La sinergia es notable: 20.000 millones de tokens de VQA (respuesta a preguntas visuales) complementados por 80.000 millones de tokens de video, pares imagen-texto o texto plano superan a un modelo entrenado con 100.000 millones de tokens de VQA puro. Diversidad de modalidades bate cantidad en una sola.
World modeling emerge sin entrenarlo explícitamente
El equipo también probó si el modelo podía predecir estados visuales: dada una imagen actual y una instrucción de navegación (“sal de la sombra”), el modelo debía predecir el siguiente estado visual. Esa capacidad de modelado del mundo emergió del entrenamiento multimodal general, no de datos específicos de navegación. Con apenas el 1% de datos específicos para esa tarea, el modelo alcanza rendimiento competitivo.

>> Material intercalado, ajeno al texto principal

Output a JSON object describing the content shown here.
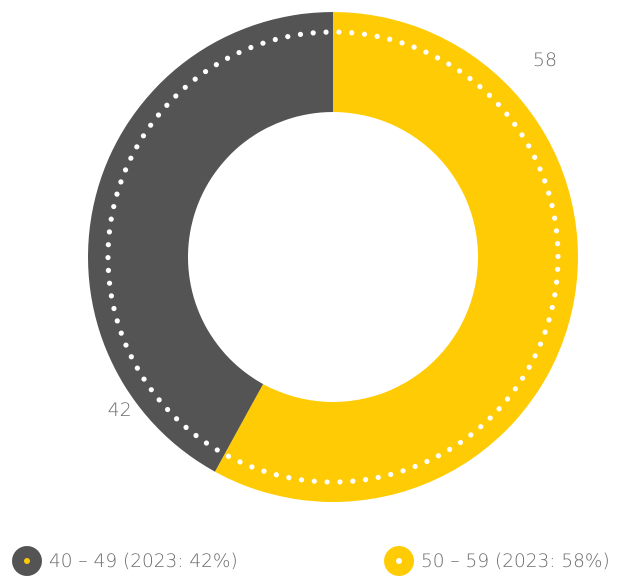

En términos simples: el modelo aprendió a “imaginar qué pasa a continuación” sin que nadie le enseñara explícitamente. Eso es lo que los investigadores llaman world modeling, y es una capacidad que se busca activamente para construir agentes de IA más robustos.
Por qué importa
El campo de la IA lleva años enfrentando el problema del “peak data”: los datasets de texto de calidad se agotan. Hasta ahora, las soluciones principales eran datos sintéticos (generados por el propio modelo) o datos propietarios. Meta propone una tercera vía: el video sin etiquetar, que existe en cantidades prácticamente ilimitadas en YouTube, TikTok e Instagram.
Las implicaciones son grandes. Si el video funciona como fuente de entrenamiento sin necesidad de etiquetado humano, el cuello de botella del escalado cambia radicalmente: ya no es “cuánto texto de calidad existe” sino “cuánto cómputo puedes dedicar a procesar video”. Eso favorece a quien tiene más infraestructura de video —que, irónicamente, incluye a Meta con Instagram y Facebook, y a Google con YouTube.
Para el ecosistema de modelos generativos, esto también es relevante. ByteDance lleva semanas publicando modelos de video open-weight como Helios y Seedance 2.0, y benchmarks como VBVR muestran que el razonamiento visual en video sigue siendo el mayor cuello de botella de la IA actual. Si el video sin etiquetar resulta ser el ingrediente faltante para los modelos multimodales del futuro, la carrera por ese recurso acaba de empezar — y Meta se acaba de poner al frente.